Przed wyjściem, jak później sprawdziłem w internecie, w Legnicy było 14 lub 15 stopni (a to były już godziny raczej wieczorne i styczeń!), o ciut mniej niż w Opolu, gdzie tego dnia było najcieplej. Po przejściu orkanu temperatura spadła chyba do 6 stopni. Po drodze zauważyliśmy jeszcze straż pożarną usuwającą inne przewrócone duże drzewo. Widać było, że są tu już od dłuższej chwili i byłem dla nich pełen podziwu, że nie bali się tam być, gdyż obok były inne, duże drzewa, które mogły na nich spaść.
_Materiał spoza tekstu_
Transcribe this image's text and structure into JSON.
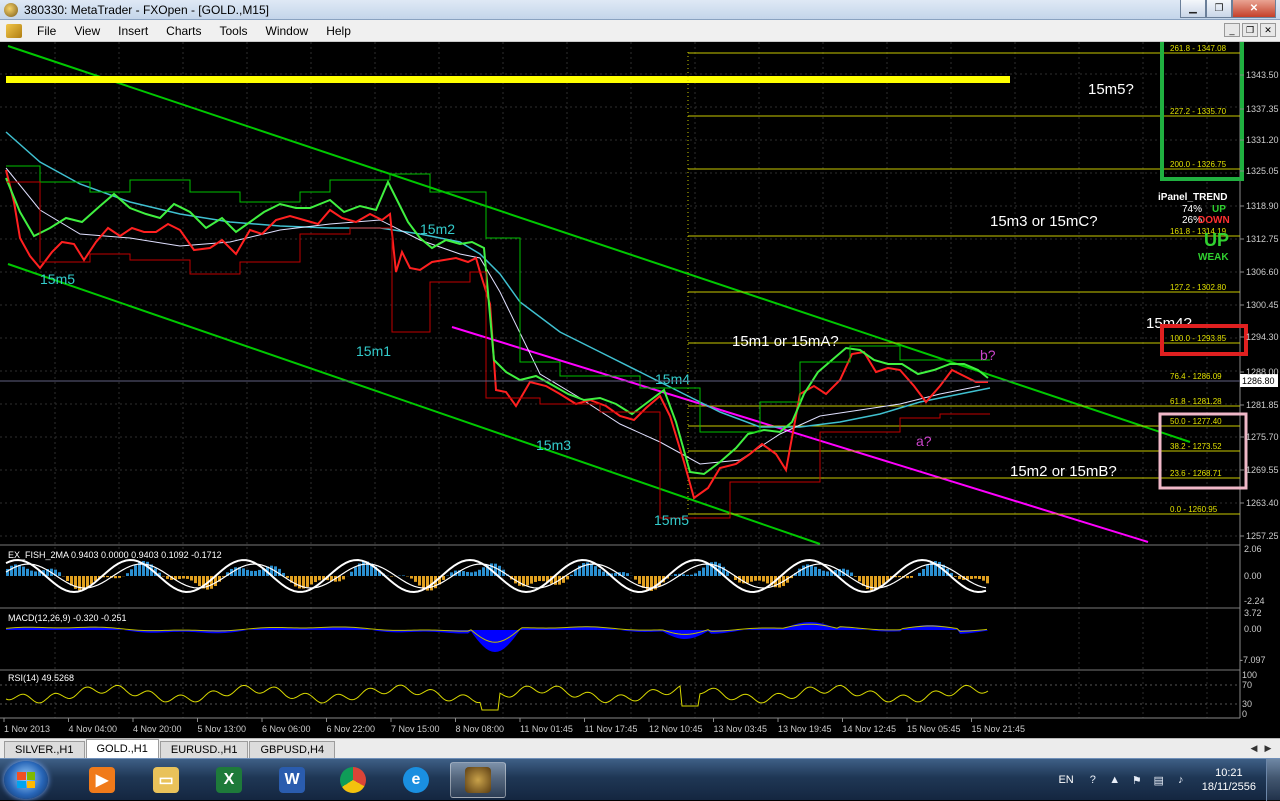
{
  "window": {
    "title": "380330: MetaTrader - FXOpen - [GOLD.,M15]"
  },
  "menu": [
    "File",
    "View",
    "Insert",
    "Charts",
    "Tools",
    "Window",
    "Help"
  ],
  "price_scale": {
    "main": [
      "1343.50",
      "1337.35",
      "1331.20",
      "1325.05",
      "1318.90",
      "1312.75",
      "1306.60",
      "1300.45",
      "1294.30",
      "1288.00",
      "1281.85",
      "1275.70",
      "1269.55",
      "1263.40",
      "1257.25"
    ],
    "current": "1286.80",
    "fish": [
      "2.06",
      "0.00",
      "-2.24"
    ],
    "macd": [
      "3.72",
      "0.00",
      "-7.097"
    ],
    "rsi": [
      "100",
      "70",
      "30",
      "0"
    ]
  },
  "fib_levels": [
    "261.8 - 1347.08",
    "227.2 - 1335.70",
    "200.0 - 1326.75",
    "161.8 - 1314.19",
    "127.2 - 1302.80",
    "100.0 - 1293.85",
    "76.4 - 1286.09",
    "61.8 - 1281.28",
    "50.0 - 1277.40",
    "38.2 - 1273.52",
    "23.6 - 1268.71",
    "0.0 - 1260.95"
  ],
  "annotations": {
    "m5_left": "15m5",
    "m1": "15m1",
    "m2": "15m2",
    "m3": "15m3",
    "m4": "15m4",
    "m5_bottom": "15m5",
    "m1_or_A": "15m1 or 15mA?",
    "m3_or_C": "15m3 or 15mC?",
    "m2_or_B": "15m2 or 15mB?",
    "m4_q": "15m4?",
    "m5_q": "15m5?",
    "a_q": "a?",
    "b_q": "b?"
  },
  "ipanel": {
    "title": "iPanel_TREND",
    "up_pct": "74%",
    "up": "UP",
    "down_pct": "26%",
    "down": "DOWN",
    "big": "UP",
    "strength": "WEAK"
  },
  "indicators": {
    "fish": "EX_FISH_2MA 0.9403 0.0000 0.9403 0.1092 -0.1712",
    "macd": "MACD(12,26,9) -0.320 -0.251",
    "rsi": "RSI(14) 49.5268"
  },
  "time_axis": [
    "1 Nov 2013",
    "4 Nov 04:00",
    "4 Nov 20:00",
    "5 Nov 13:00",
    "6 Nov 06:00",
    "6 Nov 22:00",
    "7 Nov 15:00",
    "8 Nov 08:00",
    "11 Nov 01:45",
    "11 Nov 17:45",
    "12 Nov 10:45",
    "13 Nov 03:45",
    "13 Nov 19:45",
    "14 Nov 12:45",
    "15 Nov 05:45",
    "15 Nov 21:45"
  ],
  "tabs": [
    "SILVER.,H1",
    "GOLD.,H1",
    "EURUSD.,H1",
    "GBPUSD,H4"
  ],
  "active_tab": "GOLD.,H1",
  "taskbar": {
    "lang": "EN",
    "time": "10:21",
    "date": "18/11/2556"
  },
  "colors": {
    "fib": "#d8d800",
    "channel": "#00d000",
    "magenta": "#ff00ff",
    "cyan_label": "#33cccc",
    "grid": "#3a3a3a"
  }
}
Na następny dzień można było zobaczyć, jakie zniszczenia wywołał orkan - wiele gałązek i gałęzi leżało na ulicach, w parku miejskim przewróciło się sporo dużych drzew, tak jak i w różnych rejonach miasta. To duże szczęście, że nikomu w Legnicy się nic nie stało, bo porywy wiatru osiągały 133 km/h. Z mojego domu na szczęście spadło tylko parę dachówek, a żadne z drzew na podwórku nie ucierpiało jakoś znacząco. I całe szczęście, że wyszedłem z tego cało i zdrowo. Jeśli macie złe przeczucia lub wydano ostrzeżenia, to darujcie sobie wszelkie "spacery" lub nawet wyjazd samochodem. Dziwi mnie też, że ludzie tak bardzo lekceważą burze, myśląc, że akurat ich piorun nie trafi albo nic na nich spadnie. Nigdy nie wiadomo, co zgotuje nam pogoda.